LIANA ALEKSANYAN:
Frei auf der Bühne
Ein Interview von Gökçe Yeþilyurt
mit der Opernsängerin Liana Aleksanyan
Liana, wenn du über dein Leben sprichst, über deine Karriere reflektierst, was geschieht in deinem Kopf,
tauchen da bestimmte Bilder auf, Assoziationen? Fällt dir ein Kostüm, ein Stück,
eine Erinnerung im Besonderen ein?
Es gibt unfassbar viele Momente, Bilder die mich durch meine Karriere begleiten. Aber zwei haben mich besonders geprägt. Das eine ist, als ich 2016 mit Madame Butterfly in Mailand auf der Scala stand. Ich erinnere mich, dass meine Hände angefangen habe so zu zittern, dass ich das Gefühl hatte meine Handbewegungen nicht machen zu können.

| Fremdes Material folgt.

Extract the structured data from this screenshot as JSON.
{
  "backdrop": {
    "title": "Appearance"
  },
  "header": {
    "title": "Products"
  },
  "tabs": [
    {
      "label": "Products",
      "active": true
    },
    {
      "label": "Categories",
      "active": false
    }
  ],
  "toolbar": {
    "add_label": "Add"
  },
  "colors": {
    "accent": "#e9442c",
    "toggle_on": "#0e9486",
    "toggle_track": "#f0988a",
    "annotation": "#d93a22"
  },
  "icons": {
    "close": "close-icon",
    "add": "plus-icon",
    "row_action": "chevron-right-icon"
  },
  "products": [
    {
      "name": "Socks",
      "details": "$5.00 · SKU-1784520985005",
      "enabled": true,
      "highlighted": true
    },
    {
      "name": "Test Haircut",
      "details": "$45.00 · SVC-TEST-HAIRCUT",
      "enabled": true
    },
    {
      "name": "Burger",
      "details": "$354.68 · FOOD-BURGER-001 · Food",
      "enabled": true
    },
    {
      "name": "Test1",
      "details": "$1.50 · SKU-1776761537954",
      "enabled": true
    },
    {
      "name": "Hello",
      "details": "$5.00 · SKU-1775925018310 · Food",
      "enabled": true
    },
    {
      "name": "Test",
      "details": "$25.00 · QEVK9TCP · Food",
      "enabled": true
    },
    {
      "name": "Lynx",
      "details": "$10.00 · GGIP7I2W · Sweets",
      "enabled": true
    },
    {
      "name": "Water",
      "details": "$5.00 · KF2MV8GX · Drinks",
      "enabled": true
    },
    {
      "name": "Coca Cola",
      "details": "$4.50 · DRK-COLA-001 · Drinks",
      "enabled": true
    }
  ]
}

Die Knie wurden so weich, dass das Betreten der Bühne mir unmöglich schien, wenn du aber dann doch auf der Bühne stehst, vergisst du alles, kein Zittern, keine Gedanken, nur noch die Rolle, die du spielst, und die Zuschauer.
Das zweite Erlebnis, was für mich unvergesslich ist, ist dass ich spontan für eine erkrankte Kollegin eingesprungen bin, um in La Traviata die Violetta Valery zu singen. Ich war gerade im Fitnessstudio in Braunschweig, als ich einen Anruf bekam und ich gefragt wurde, ob ich am selben Abend in Hamburg an der Staatsoper für eine Kollegin einspringen kann. Ich hatte gar keine Zeit zu überlegen und sagte, ja. Ich habe mich sofort auf den Weg nach Hamburg gemacht. Ich kam 40 Minuten vor der Aufführung an und hatte keine Gelegenheit mehr, mich mit dem Kollegen abzusprechen. Nichtsdestotrotz war das die beste Vorstellung meines Lebens. Ich war frei auf der Bühne und konnte singen und mich bewegen, wie ich wollte ohne jegliche Einschränkung. Es war meine eigene Interpretation der Violetta, das war ein einmaliges Erlebnis.